Predatory and Payday Lending Practices
WHEREAS, the economic status of African-Americans in general is worse than that of white Americans; and
WHEREAS, the net worth of African-Americans is approximately 10% of that of white Americans; and
WHEREAS, many African-Americans, as well as other minorities and low-wealth citizens struggle each day to meet basic needs; and
WHEREAS, wages have not kept pace with the cost of living; and
WHEREAS, the credit needs of African-Americans and other low-wealth citizens is evident in the disparities between net worth, as well as income, and the overall cost of living; and
WHEREAS, many financial institutions, including responsible lenders in the subprime sector, are knowledgeable of the credit needs of the low-wealth population and many have responded responsibly; and
WHEREAS, these credit needs are now targeted and exploited by a growing number of predatory and payday lenders; and
WHEREAS, these predatory and payday lenders are concentrated in the subprime sector; and
WHEREAS, a recent study by the U.S. Department of Housing and Urban Development showed that borrowers in African-American neighborhoods are five times more likely to get a loan from a subprime lender – and therefore pay more – than borrowers in white neighborhoods; and
WHEREAS, borrowers in upper-income African-American neighborhoods are twice as likely as homeowners in low-income white areas to receive subprime refinance loans when refinancing; and
WHEREAS, over half of mortgage refinancing is in predominately white neighborhoods; and
WHEREAS, studies by Fannie Mae and Freddie Mac suggest that subprime lenders charge prime borrowers who meet conventional underwriting standards higher rates than those for which they qualify; and
WHEREAS, the practice of predatory lending and high cost payday lending are stripping the wealth from these sectors of the populations; and
WHEREAS, these predatory and payday lending practices are deepening debt and stripping equity from these populations; and
WHEREAS, predatory lending strips over $9 billion of wealth annually from American families; and
WHEREAS, the financing of excessive upfront fees strips equity from homes without providing any benefit to borrowers; and
WHEREAS, the practices of "flipping" borrowers through repeated fee-loaded refinancing strips hard-earned equity repeatedly without providing a net tangible benefit for the borrower; and
WHEREAS, responsible lenders in the subprime sector play an important role for providing borrowers, who have encountered temporary credit problems, with a bridge to conventional financing; and
WHEREAS, abusive practices such as prepayment penalties, balloon payments and negative amortization prevent this transition from taking place; and
WHEREAS, payday lenders regularly charge customers making five or more loans per year thus, creating a debt treadmill for borrowers; and
WHEREAS, payday lenders regularly charge customers rates in excess of 500%; and
WHEREAS, ninety (90) percent of total payday loans come from customers taking five or more loans per year, creating a debt treadmill for borrowers; and
WHEREAS, forced arbitration clauses in consumer contracts insulates unfair and deceptive practices from effective review and closes the courtroom door for borrowers who have been wronged; and
WHEREAS, mortgage brokers originate over half of all mortgage loans and a relatively small number of brokers are responsible for a large percentage of predatory loans; such broker practices are largely unregulated; and
WHEREAS, many borrowers are denied justice because a predatory loan has been purchased or assigned to a third party; and
WHEREAS, disclosure, education and protections and remedies under the Federal Home Ownership and Equity Protection Act are important but inadequate responses to the problem of payday and predatory lending.

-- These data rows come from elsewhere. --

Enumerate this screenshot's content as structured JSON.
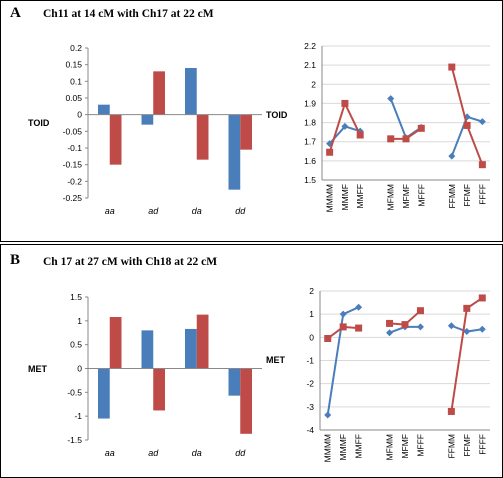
{
  "panels": [
    {
      "label": "A",
      "title": "Ch11 at 14 cM with Ch17 at 22 cM"
    },
    {
      "label": "B",
      "title": "Ch 17 at 27 cM with Ch18 at 22 cM"
    }
  ],
  "colors": {
    "blue": "#4a7ebb",
    "red": "#be4b48",
    "grid": "#d9d9d9",
    "axis": "#888888"
  },
  "chart_data": [
    {
      "id": "A-bar",
      "type": "bar",
      "ylabel": "TOID",
      "categories": [
        "aa",
        "ad",
        "da",
        "dd"
      ],
      "series": [
        {
          "color": "blue",
          "values": [
            0.03,
            -0.03,
            0.14,
            -0.225
          ]
        },
        {
          "color": "red",
          "values": [
            -0.15,
            0.13,
            -0.135,
            -0.105
          ]
        }
      ],
      "ylim": [
        -0.25,
        0.2
      ],
      "ticks": [
        "0.2",
        "0.15",
        "0.1",
        "0.05",
        "0",
        "-0.05",
        "-0.1",
        "-0.15",
        "-0.2",
        "-0.25"
      ],
      "grid": false
    },
    {
      "id": "A-line",
      "type": "line",
      "ylabel": "TOID",
      "categories": [
        "MMMM",
        "MMMF",
        "MMFF",
        "MFMM",
        "MFMF",
        "MFFF",
        "FFMM",
        "FFMF",
        "FFFF"
      ],
      "groups": [
        [
          0,
          1,
          2
        ],
        [
          3,
          4,
          5
        ],
        [
          6,
          7,
          8
        ]
      ],
      "series": [
        {
          "color": "blue",
          "marker": "diamond",
          "values": [
            1.69,
            1.78,
            1.755,
            1.925,
            1.72,
            1.775,
            1.625,
            1.83,
            1.805
          ]
        },
        {
          "color": "red",
          "marker": "square",
          "values": [
            1.645,
            1.9,
            1.735,
            1.715,
            1.715,
            1.77,
            2.09,
            1.785,
            1.58
          ]
        }
      ],
      "ylim": [
        1.5,
        2.2
      ],
      "ticks": [
        "2.2",
        "2.1",
        "2",
        "1.9",
        "1.8",
        "1.7",
        "1.6",
        "1.5"
      ],
      "grid": true
    },
    {
      "id": "B-bar",
      "type": "bar",
      "ylabel": "MET",
      "categories": [
        "aa",
        "ad",
        "da",
        "dd"
      ],
      "series": [
        {
          "color": "blue",
          "values": [
            -1.05,
            0.8,
            0.83,
            -0.57
          ]
        },
        {
          "color": "red",
          "values": [
            1.08,
            -0.88,
            1.13,
            -1.37
          ]
        }
      ],
      "ylim": [
        -1.5,
        1.5
      ],
      "ticks": [
        "1.5",
        "1",
        "0.5",
        "0",
        "-0.5",
        "-1",
        "-1.5"
      ],
      "grid": false
    },
    {
      "id": "B-line",
      "type": "line",
      "ylabel": "MET",
      "categories": [
        "MMMM",
        "MMMF",
        "MMFF",
        "MFMM",
        "MFMF",
        "MFFF",
        "FFMM",
        "FFMF",
        "FFFF"
      ],
      "groups": [
        [
          0,
          1,
          2
        ],
        [
          3,
          4,
          5
        ],
        [
          6,
          7,
          8
        ]
      ],
      "series": [
        {
          "color": "blue",
          "marker": "diamond",
          "values": [
            -3.35,
            1.0,
            1.3,
            0.2,
            0.45,
            0.45,
            0.5,
            0.25,
            0.35
          ]
        },
        {
          "color": "red",
          "marker": "square",
          "values": [
            -0.05,
            0.45,
            0.4,
            0.6,
            0.55,
            1.15,
            -3.2,
            1.25,
            1.7
          ]
        }
      ],
      "ylim": [
        -4,
        2
      ],
      "ticks": [
        "2",
        "1",
        "0",
        "-1",
        "-2",
        "-3",
        "-4"
      ],
      "grid": true
    }
  ]
}
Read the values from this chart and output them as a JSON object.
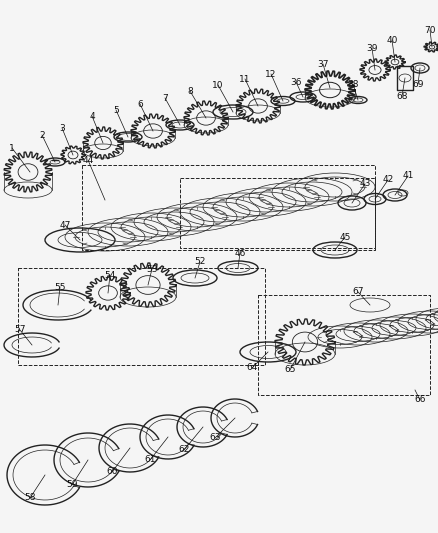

THEREFORE, BE IT RESOLVED, that the NAACP stands against such practices and vigorously seek to prohibit payday and predatory lending. These reforms should address steering borrowers to subprime loans, preventing financing of excessive fees, limiting prepayment penalties, sufficiently addressing mortgage broker abuse and addressing unfair forced arbitration clauses; and
BE IT FINALLY RESOLVED, that the NAACP shall seek the advanced reforms by financial institutions, regulators and policymakers.